Water molecular system dynamics associated with amyloidogenic nucleation as revealed by real time near infrared spectroscopy and aquaphotomics

• Published in: PloS one Vol. 9; no. 7; p. e101997
• Main Authors: Chatani, Eri, Tsuchisaka, Yutaro, Masuda, Yuki, Tsenkova, Roumiana
• Format: Journal Article
• Language: English
• Published: United States Public Library of Science 11.07.2014; Public Library of Science (PLoS)

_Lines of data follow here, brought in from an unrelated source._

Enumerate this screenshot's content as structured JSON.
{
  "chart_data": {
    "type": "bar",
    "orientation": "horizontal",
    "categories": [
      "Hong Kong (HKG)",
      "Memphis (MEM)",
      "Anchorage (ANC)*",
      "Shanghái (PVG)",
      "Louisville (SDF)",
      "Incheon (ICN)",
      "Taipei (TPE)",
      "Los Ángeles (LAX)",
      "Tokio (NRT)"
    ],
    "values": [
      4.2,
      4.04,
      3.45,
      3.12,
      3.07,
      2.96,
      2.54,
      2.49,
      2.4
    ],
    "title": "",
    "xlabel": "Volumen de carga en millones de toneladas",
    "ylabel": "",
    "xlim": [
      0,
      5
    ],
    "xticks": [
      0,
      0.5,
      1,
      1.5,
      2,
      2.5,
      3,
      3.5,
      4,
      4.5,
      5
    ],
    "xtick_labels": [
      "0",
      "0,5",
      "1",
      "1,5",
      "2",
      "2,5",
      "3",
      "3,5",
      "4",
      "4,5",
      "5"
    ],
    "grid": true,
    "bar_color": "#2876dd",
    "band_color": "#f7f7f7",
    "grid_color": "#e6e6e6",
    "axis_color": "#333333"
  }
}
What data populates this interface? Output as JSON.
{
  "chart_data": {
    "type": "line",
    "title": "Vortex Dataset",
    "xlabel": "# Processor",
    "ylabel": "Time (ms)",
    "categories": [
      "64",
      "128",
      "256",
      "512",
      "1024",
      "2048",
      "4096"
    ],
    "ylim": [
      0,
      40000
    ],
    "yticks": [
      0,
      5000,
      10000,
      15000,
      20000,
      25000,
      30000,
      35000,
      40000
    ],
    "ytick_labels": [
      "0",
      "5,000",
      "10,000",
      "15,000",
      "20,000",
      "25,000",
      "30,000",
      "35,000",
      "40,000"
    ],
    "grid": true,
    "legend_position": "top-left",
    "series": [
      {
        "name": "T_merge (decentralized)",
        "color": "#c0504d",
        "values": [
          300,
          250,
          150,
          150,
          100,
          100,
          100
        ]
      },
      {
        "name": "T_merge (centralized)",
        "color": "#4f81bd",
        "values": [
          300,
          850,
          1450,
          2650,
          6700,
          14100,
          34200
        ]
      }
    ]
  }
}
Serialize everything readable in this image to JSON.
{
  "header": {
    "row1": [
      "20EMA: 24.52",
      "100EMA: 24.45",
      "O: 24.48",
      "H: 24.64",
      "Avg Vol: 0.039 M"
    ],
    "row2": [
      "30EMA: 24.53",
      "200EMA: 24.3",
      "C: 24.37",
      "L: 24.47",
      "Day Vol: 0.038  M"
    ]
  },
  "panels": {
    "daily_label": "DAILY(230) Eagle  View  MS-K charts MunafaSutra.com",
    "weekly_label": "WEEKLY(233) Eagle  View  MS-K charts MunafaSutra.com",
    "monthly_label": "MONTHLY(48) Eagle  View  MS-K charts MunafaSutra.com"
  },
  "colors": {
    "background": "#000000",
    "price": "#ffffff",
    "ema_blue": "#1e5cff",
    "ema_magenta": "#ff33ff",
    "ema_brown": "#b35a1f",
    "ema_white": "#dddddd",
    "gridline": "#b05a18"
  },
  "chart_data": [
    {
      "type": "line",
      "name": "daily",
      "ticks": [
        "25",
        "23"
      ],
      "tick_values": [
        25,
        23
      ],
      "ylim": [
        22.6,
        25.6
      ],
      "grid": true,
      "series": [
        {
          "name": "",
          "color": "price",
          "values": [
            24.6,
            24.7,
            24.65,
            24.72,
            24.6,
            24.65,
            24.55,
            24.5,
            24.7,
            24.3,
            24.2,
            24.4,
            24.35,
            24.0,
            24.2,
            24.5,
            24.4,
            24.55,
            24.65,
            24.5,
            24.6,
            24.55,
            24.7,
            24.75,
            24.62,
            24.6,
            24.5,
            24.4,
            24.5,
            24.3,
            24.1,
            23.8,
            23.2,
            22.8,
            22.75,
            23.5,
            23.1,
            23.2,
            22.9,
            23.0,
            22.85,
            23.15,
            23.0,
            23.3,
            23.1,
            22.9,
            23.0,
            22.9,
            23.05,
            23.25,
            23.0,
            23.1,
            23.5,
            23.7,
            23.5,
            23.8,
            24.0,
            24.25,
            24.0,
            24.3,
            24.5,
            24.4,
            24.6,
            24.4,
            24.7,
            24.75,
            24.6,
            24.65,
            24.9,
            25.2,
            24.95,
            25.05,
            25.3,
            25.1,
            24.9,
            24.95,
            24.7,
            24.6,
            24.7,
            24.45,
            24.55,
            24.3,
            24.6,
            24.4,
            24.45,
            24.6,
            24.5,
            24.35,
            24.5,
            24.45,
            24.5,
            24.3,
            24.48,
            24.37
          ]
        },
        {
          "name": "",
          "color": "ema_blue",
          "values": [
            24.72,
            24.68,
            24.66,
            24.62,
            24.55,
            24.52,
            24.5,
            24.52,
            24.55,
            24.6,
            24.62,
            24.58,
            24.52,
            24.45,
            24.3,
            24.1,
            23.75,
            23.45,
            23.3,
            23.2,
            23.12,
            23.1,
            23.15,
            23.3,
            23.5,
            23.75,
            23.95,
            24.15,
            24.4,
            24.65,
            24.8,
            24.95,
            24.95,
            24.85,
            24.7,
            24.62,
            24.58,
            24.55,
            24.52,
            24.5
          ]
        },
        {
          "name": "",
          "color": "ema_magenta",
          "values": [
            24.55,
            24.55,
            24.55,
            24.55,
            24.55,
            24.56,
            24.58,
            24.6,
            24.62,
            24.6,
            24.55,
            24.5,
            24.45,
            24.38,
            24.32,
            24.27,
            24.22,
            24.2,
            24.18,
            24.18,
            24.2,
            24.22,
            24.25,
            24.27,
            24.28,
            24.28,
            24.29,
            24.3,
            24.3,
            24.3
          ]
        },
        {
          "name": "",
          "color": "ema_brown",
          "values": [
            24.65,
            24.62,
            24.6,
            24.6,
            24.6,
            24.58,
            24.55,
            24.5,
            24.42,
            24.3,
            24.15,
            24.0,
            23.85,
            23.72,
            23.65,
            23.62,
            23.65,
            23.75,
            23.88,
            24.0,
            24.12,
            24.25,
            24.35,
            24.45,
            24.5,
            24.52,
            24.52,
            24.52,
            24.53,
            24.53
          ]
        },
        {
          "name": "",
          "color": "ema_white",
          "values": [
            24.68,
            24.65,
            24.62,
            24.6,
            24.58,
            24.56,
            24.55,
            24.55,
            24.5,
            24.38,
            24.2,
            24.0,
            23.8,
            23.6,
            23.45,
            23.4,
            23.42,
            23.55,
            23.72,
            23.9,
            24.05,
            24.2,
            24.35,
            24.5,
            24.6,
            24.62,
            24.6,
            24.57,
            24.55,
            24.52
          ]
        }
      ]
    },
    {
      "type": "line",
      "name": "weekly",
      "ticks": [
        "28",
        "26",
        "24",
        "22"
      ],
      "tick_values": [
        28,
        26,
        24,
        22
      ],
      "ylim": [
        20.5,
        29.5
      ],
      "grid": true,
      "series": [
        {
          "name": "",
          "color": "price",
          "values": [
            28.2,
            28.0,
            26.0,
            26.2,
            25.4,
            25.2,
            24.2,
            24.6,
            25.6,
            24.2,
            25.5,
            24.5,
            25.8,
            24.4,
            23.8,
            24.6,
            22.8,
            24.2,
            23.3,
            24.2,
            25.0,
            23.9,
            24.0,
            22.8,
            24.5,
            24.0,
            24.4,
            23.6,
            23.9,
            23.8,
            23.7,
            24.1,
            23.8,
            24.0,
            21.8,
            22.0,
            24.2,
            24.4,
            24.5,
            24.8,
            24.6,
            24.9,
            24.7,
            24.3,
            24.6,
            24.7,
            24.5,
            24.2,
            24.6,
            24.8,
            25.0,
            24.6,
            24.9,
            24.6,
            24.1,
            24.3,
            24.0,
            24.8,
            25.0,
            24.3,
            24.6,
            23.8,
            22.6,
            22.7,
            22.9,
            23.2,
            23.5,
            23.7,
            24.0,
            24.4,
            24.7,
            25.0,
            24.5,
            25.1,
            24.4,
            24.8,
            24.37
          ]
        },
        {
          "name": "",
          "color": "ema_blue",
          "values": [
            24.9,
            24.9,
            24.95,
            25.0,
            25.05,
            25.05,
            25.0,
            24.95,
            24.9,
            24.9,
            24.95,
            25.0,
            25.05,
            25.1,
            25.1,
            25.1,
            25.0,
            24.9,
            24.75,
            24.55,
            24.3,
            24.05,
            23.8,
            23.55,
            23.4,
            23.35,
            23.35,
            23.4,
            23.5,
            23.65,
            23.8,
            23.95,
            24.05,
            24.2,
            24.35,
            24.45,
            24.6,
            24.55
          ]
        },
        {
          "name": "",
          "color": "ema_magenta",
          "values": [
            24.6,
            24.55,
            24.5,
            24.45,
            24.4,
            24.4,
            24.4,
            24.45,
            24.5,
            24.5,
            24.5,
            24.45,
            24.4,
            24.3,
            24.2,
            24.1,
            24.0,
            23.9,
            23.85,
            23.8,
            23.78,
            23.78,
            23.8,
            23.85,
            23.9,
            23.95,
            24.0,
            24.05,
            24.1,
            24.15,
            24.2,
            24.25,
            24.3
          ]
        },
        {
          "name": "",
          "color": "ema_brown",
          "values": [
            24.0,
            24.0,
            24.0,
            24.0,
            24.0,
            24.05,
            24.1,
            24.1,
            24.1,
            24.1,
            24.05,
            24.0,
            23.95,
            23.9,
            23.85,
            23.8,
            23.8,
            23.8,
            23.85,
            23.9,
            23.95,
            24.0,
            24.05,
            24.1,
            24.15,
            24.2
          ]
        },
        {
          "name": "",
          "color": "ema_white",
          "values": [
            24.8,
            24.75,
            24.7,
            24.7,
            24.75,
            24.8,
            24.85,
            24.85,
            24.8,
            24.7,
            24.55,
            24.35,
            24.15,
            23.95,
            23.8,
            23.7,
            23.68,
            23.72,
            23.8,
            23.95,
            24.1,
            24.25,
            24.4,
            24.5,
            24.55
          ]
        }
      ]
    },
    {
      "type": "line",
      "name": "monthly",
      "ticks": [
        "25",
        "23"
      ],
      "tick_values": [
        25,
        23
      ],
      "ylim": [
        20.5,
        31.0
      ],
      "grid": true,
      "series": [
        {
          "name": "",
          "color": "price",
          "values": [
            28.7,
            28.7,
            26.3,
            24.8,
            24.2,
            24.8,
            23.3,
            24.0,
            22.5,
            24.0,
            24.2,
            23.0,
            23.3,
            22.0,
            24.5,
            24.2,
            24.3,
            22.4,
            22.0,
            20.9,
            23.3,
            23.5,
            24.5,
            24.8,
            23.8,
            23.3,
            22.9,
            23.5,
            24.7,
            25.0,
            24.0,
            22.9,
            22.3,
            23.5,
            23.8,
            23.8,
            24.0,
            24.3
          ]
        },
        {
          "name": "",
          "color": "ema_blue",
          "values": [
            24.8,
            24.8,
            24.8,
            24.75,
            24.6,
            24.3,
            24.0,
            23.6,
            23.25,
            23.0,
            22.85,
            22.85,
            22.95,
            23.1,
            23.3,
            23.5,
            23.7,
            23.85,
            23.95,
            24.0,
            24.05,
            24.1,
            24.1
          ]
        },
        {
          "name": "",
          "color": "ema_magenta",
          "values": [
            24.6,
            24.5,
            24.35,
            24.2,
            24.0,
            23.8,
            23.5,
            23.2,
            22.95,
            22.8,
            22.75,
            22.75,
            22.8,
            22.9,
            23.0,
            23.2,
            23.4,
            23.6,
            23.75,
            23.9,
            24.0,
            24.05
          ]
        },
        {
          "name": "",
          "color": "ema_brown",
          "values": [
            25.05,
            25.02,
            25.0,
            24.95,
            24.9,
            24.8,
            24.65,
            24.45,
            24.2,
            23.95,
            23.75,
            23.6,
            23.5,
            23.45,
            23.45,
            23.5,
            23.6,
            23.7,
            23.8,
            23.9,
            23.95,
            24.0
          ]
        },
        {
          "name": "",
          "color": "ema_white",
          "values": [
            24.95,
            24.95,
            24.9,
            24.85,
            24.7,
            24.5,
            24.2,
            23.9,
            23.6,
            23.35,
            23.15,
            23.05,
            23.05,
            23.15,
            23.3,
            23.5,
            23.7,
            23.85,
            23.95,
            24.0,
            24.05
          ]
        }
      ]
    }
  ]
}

• Subjects: Amyloid; Amyloid - chemistry; Amyloidogenesis; Amyloidosis; Analysis; Bioindicators; Biology and Life Sciences; Biomarkers; Chemical bonds; Chemistry; Data compression; Dissociation; Environmental monitoring; Fibrillation; Fibrillogenesis; Free energy; Harmonics (Music); Humans; Hydration; Hydrogen; Hydrogen Bonding; Hydrogen bonds; Hydrogen ion concentration; Infrared spectroscopy; Insulin; Microscopy, Atomic Force; Molecular Dynamics Simulation; Multivariate Analysis; Near infrared radiation; Near infrared spectroscopy; Nucleation; Pathogenesis; Polypeptides; Principal components analysis; Proteins; Real time; Science; Spectra; Spectral analysis; Spectroscopy, Fourier Transform Infrared; Spectroscopy, Near-Infrared; System dynamics; Transformations; Vibrations; Water - chemistry; Water structure; Japan
• ISSN: 1932-6203; 1932-6203
• DOI: 10.1371/journal.pone.0101997

The formation of amyloid fibrils proceeds via a nucleation-dependent mechanism in which nucleation phase is generally associated with a high free energy resulting in the rate-limiting step. On the basis of this kinetic feature, the nucleation is one of the most crucial phases controlling the pathogenesis of amyloidoses, but little is known about the details of how protein molecules and surrounding environment vary at this stage. Here, we applied near infrared (NIR) spectral monitoring of water structural changes in real time during the nucleation-dependent fibrillation of insulin. Whilst multivariate spectral analysis in the 2050-2350 nm spectral region indicated cross-β formation, characteristic transformations of water structure have been detected in the spectral region 1300-1600 nm corresponding to the first overtone of water OH stretching vibrations. Furthermore, specific water spectral patterns (aquagrams) related to different water molecular conformations have been found along the course of protein nucleation and aggregation. Right in the beginning, dissociation of hydrogen-bonded network in bulk water and coinstantaneous protein and ion hydration were observed, followed by water hydrogen-bonded networks development, presumably forcing the nucleation. These specific transformations of water spectral pattern could be used further as a biomarker for early non-invasive diagnosis of amyloidoses prior to explosive amplification and deposits of amyloid fibrils.